La décision de la CJUE « était le dernier espoir pour de nombreuses entreprises familiales » utilisant cette méthode de pêche « dans cette période déjà difficile », a regretté l’organisation néerlandaise représentant l’industrie de la pêche. La décision européenne « est basée sur une campagne de dénigrement et non sur les meilleurs avis scientifiques disponibles », assure l’organisation, qui estime que 84 navires des Pays-Bas recourent à la pêche électrique. Cela représente environ 0,1% de la flotte européenne.
A l’appui de sa décision, la Cour fait aussi valoir que Bruxelles dispose d’un « large pouvoir d’appréciation » dans le domaine de la pêche, l’UE se voyant conférer par les traités une « compétence exclusive » en matière de conservation des ressources halieutiques et marines. Enfin, « l’objectif de l’Union de promouvoir le progrès scientifique et technique n’implique pas une obligation pour le législateur de transposer dans un acte législatif toute technique nouvelle, au seul motif qu’elle serait innovante », conclut l’arrêt.
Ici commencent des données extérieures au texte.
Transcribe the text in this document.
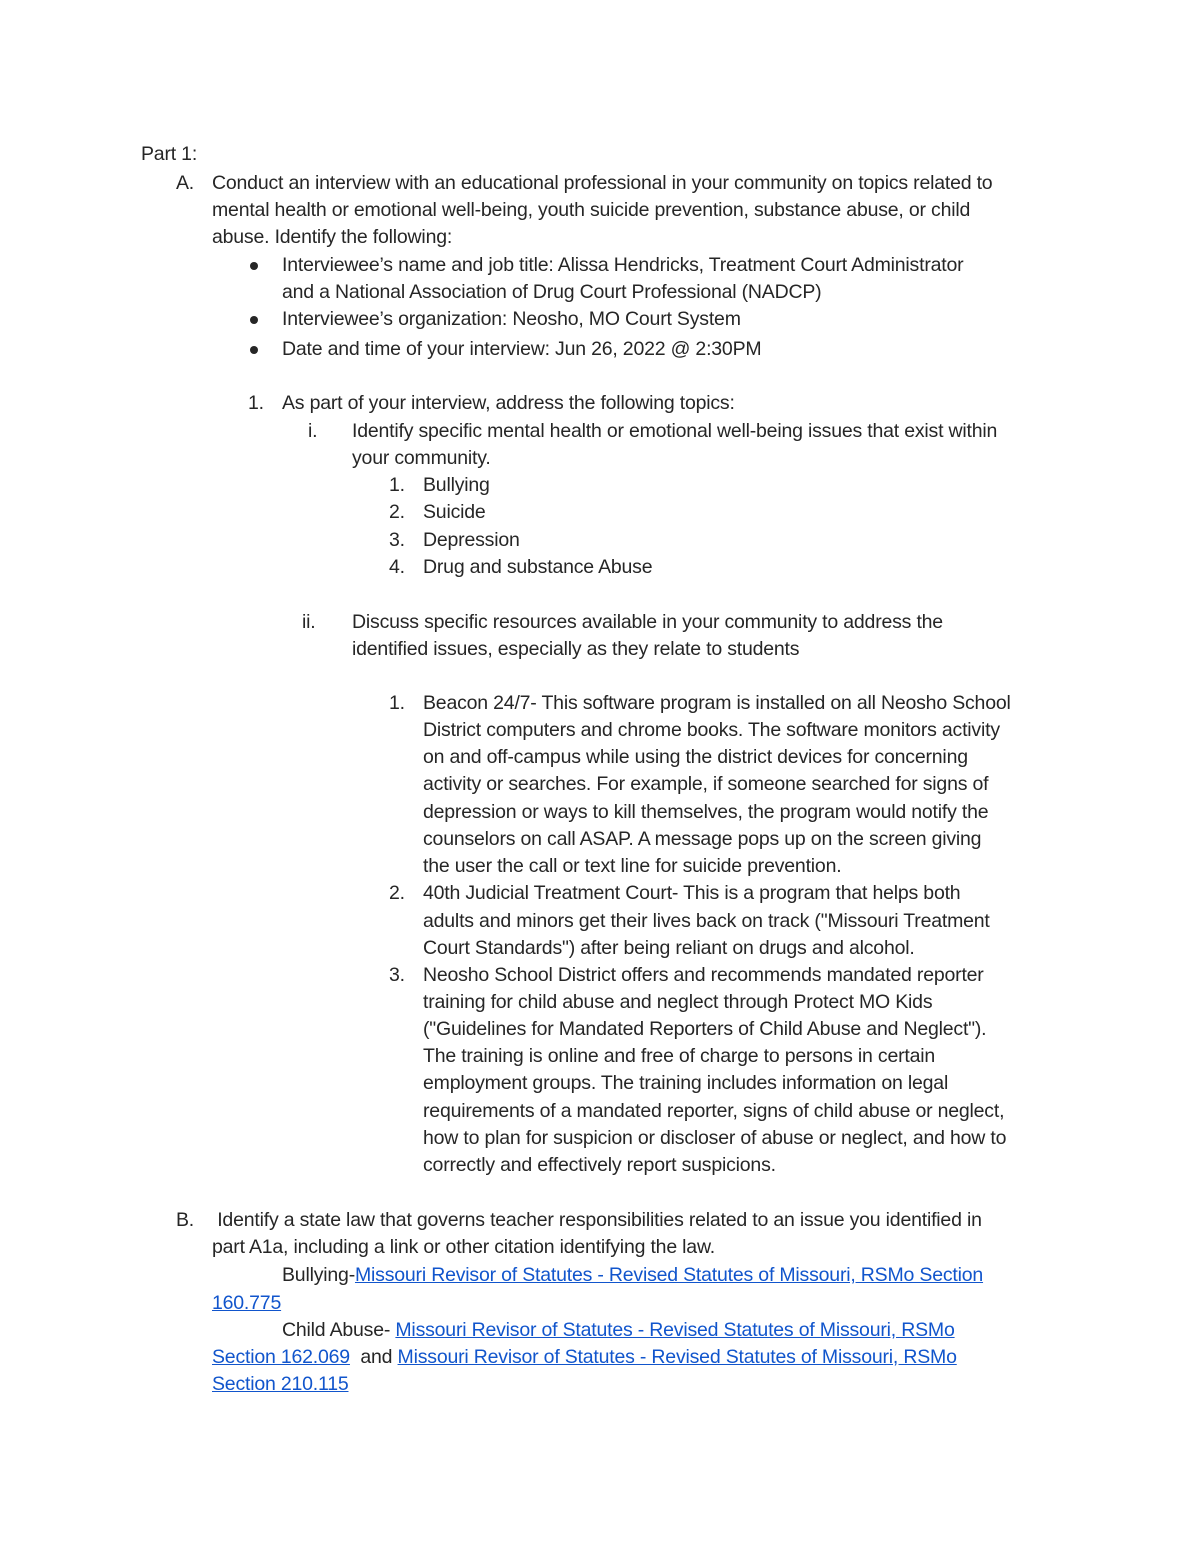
Part 1:
A. Conduct an interview with an educational professional in your community on topics related to
mental health or emotional well-being, youth suicide prevention, substance abuse, or child
abuse. Identify the following:
Interviewee’s name and job title: Alissa Hendricks, Treatment Court Administrator
and a National Association of Drug Court Professional (NADCP)
Interviewee’s organization: Neosho, MO Court System
Date and time of your interview: Jun 26, 2022 @ 2:30PM
1. As part of your interview, address the following topics:
i. Identify specific mental health or emotional well-being issues that exist within
your community.
1. Bullying
2. Suicide
3. Depression
4. Drug and substance Abuse
ii. Discuss specific resources available in your community to address the
identified issues, especially as they relate to students
1. Beacon 24/7- This software program is installed on all Neosho School
District computers and chrome books. The software monitors activity
on and off-campus while using the district devices for concerning
activity or searches. For example, if someone searched for signs of
depression or ways to kill themselves, the program would notify the
counselors on call ASAP. A message pops up on the screen giving
the user the call or text line for suicide prevention.
2. 40th Judicial Treatment Court- This is a program that helps both
adults and minors get their lives back on track ("Missouri Treatment
Court Standards") after being reliant on drugs and alcohol.
3. Neosho School District offers and recommends mandated reporter
training for child abuse and neglect through Protect MO Kids
("Guidelines for Mandated Reporters of Child Abuse and Neglect").
The training is online and free of charge to persons in certain
employment groups. The training includes information on legal
requirements of a mandated reporter, signs of child abuse or neglect,
how to plan for suspicion or discloser of abuse or neglect, and how to
correctly and effectively report suspicions.
B. Identify a state law that governs teacher responsibilities related to an issue you identified in
part A1a, including a link or other citation identifying the law.
Bullying-Missouri Revisor of Statutes - Revised Statutes of Missouri, RSMo Section
160.775
Child Abuse- Missouri Revisor of Statutes - Revised Statutes of Missouri, RSMo
Section 162.069  and Missouri Revisor of Statutes - Revised Statutes of Missouri, RSMo
Section 210.115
Les Pays-Bas sont les principaux partisans en Europe de cette technique de pêche, dénoncée de longue date par les « petits » pêcheurs français adeptes de la méthode artisanale, qui fustigent la « concurrence déloyale » des bateaux néerlandais dans les eaux du nord de la France et du Royaume-Uni. Les pêcheurs français accusent par ailleurs la technique d’être éminemment destructrice pour la faune et les fonds marins avec des impacts négatifs sur les oeufs et larves des poissons, mettant en péril leurs ressources. « Pour satisfaire une poignée d’industriels cyniques, les Pays-Bas avaient saisi la CJUE sur la base d’avis scientifiques biaisés (…) Le coup de bluff politique n’a pas fonctionné. Ce jugement signe le triomphe de l’intérêt général », s’est félicitée jeudi dans un communiqué l’ONG environnementale Bloom.
La pêche électrique est interdite en Europe depuis 1998 par un règlement en faveur de la conservation des ressources de pêche mais bénéficiait de dérogations depuis 2007, à titre expérimental, dans une zone du sud de la mer du Nord. Une dérogation principalement utilisée par des pêcheurs néerlandais qui ont bénéficié de fonds européens pour équiper leurs navires, poussant leurs homologues français à dénoncer une inégalité de traitement. En 2018, le Parlement européen avait pris position contre cette pratique controversée, à l’encontre d’une proposition de la Commission qui voulait lever la restriction en vigueur (limitant alors cette pêche à titre expérimental à 5% de la flotte européenne), ce qui avait conduit l’année suivante à son interdiction à partir de juillet 2021.